In the House's final vote before the Memorial Day break, a bipartisan majority overwhelmingly approved on Thursday a retirement reform package, 417-3.
The legislation, the Setting Every Community up for Retirement Enhancement Act of 2019, referred to as the SECURE Act, includes provisions that make it easier for smaller employers to join open multiple-employer plans, eases non-discrimination rules for frozen defined benefit plans and adds a safe harbor for selecting lifetime income providers in defined contribution plans. It also increases the automatic-enrollment safe harbor cap to 15% from 10%.
The bill was introduced in late March by a bipartisan group of Ways and Means Committee members, including Chairman Richard Neal, D-Mass., and Kevin Brady, R-Texas, the committee's ranking member.
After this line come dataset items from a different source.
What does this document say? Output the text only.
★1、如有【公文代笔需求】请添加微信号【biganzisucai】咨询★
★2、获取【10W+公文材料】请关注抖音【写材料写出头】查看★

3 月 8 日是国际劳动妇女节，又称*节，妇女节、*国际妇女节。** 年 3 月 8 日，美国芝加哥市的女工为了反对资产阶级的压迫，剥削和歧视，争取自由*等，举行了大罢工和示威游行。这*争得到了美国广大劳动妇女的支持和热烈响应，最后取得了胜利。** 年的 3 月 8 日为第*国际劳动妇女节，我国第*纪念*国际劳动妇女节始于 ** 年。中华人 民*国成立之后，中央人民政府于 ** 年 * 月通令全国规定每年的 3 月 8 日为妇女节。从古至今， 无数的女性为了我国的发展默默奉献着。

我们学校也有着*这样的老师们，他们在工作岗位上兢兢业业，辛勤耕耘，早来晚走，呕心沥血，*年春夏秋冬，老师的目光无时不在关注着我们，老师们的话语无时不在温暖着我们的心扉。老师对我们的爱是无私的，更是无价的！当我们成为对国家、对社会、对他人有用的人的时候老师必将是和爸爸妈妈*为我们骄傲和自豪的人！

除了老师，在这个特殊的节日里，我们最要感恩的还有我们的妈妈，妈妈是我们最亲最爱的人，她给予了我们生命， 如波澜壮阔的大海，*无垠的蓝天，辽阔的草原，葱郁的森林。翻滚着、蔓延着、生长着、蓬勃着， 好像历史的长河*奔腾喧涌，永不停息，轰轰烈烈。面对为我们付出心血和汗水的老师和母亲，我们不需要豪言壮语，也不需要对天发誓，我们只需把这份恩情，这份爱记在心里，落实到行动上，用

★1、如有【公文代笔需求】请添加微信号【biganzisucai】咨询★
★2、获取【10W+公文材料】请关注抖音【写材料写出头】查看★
"With passage of this bill, the House made significant progress in fixing our nation's retirement crisis and helping workers of all ages save for their futures," Mr. Neal said in a statement. "The SECURE Act is a bipartisan success, filled with commonsense proposals authored by members from both sides of the aisle."
The retirement industry widely hailed the bill's passage.
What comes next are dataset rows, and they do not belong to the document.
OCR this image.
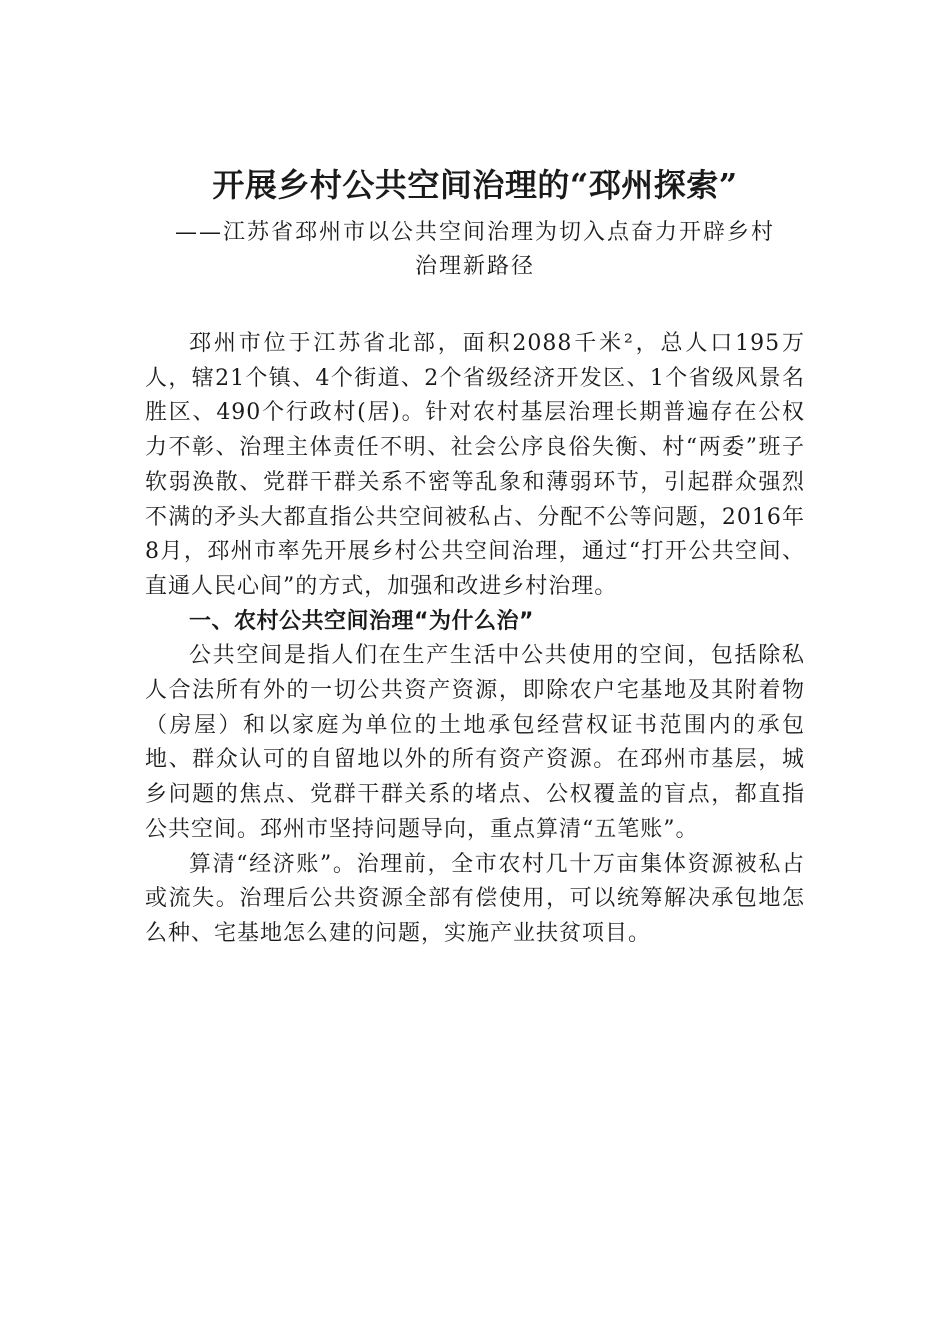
开展乡村公共空间治理的“邳州探索”
——江苏省邳州市以公共空间治理为切入点奋力开辟乡村
治理新路径

邳州市位于江苏省北部，面积2088千米²，总人口195万人，辖21个镇、4个街道、2个省级经济开发区、1个省级风景名胜区、490个行政村(居)。针对农村基层治理长期普遍存在公权力不彰、治理主体责任不明、社会公序良俗失衡、村“两委”班子软弱涣散、党群干群关系不密等乱象和薄弱环节，引起群众强烈不满的矛头大都直指公共空间被私占、分配不公等问题，2016年8月，邳州市率先开展乡村公共空间治理，通过“打开公共空间、直通人民心间”的方式，加强和改进乡村治理。

一、农村公共空间治理“为什么治”

公共空间是指人们在生产生活中公共使用的空间，包括除私人合法所有外的一切公共资产资源，即除农户宅基地及其附着物（房屋）和以家庭为单位的土地承包经营权证书范围内的承包地、群众认可的自留地以外的所有资产资源。在邳州市基层，城乡问题的焦点、党群干群关系的堵点、公权覆盖的盲点，都直指公共空间。邳州市坚持问题导向，重点算清“五笔账”。

算清“经济账”。治理前，全市农村几十万亩集体资源被私占或流失。治理后公共资源全部有偿使用，可以统筹解决承包地怎么种、宅基地怎么建的问题，实施产业扶贫项目。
"Fidelity applauds the House of Representatives for advancing bipartisan legislation to improve retirement security for American workers," said Dave Gray, head of workplace retirement solutions for Fidelity Investments, in a statement. "We believe enacting this legislation will deliver low-cost, high-quality solutions for millions of small business workers."
Phil Waldeck, president of Prudential Retirement, called the bill "the most significant legislation aimed at bolstering America's retirement system in more than a decade."
If signed into law, Roger W. Ferguson Jr., president and CEO of TIAA-CREF, said the legislation "will holistically improve the retirement landscape for millions of retirees now and in the future. It will ensure that retirement plans cover more Americans and that they can save enough in such plans to fund sufficiently their retirement."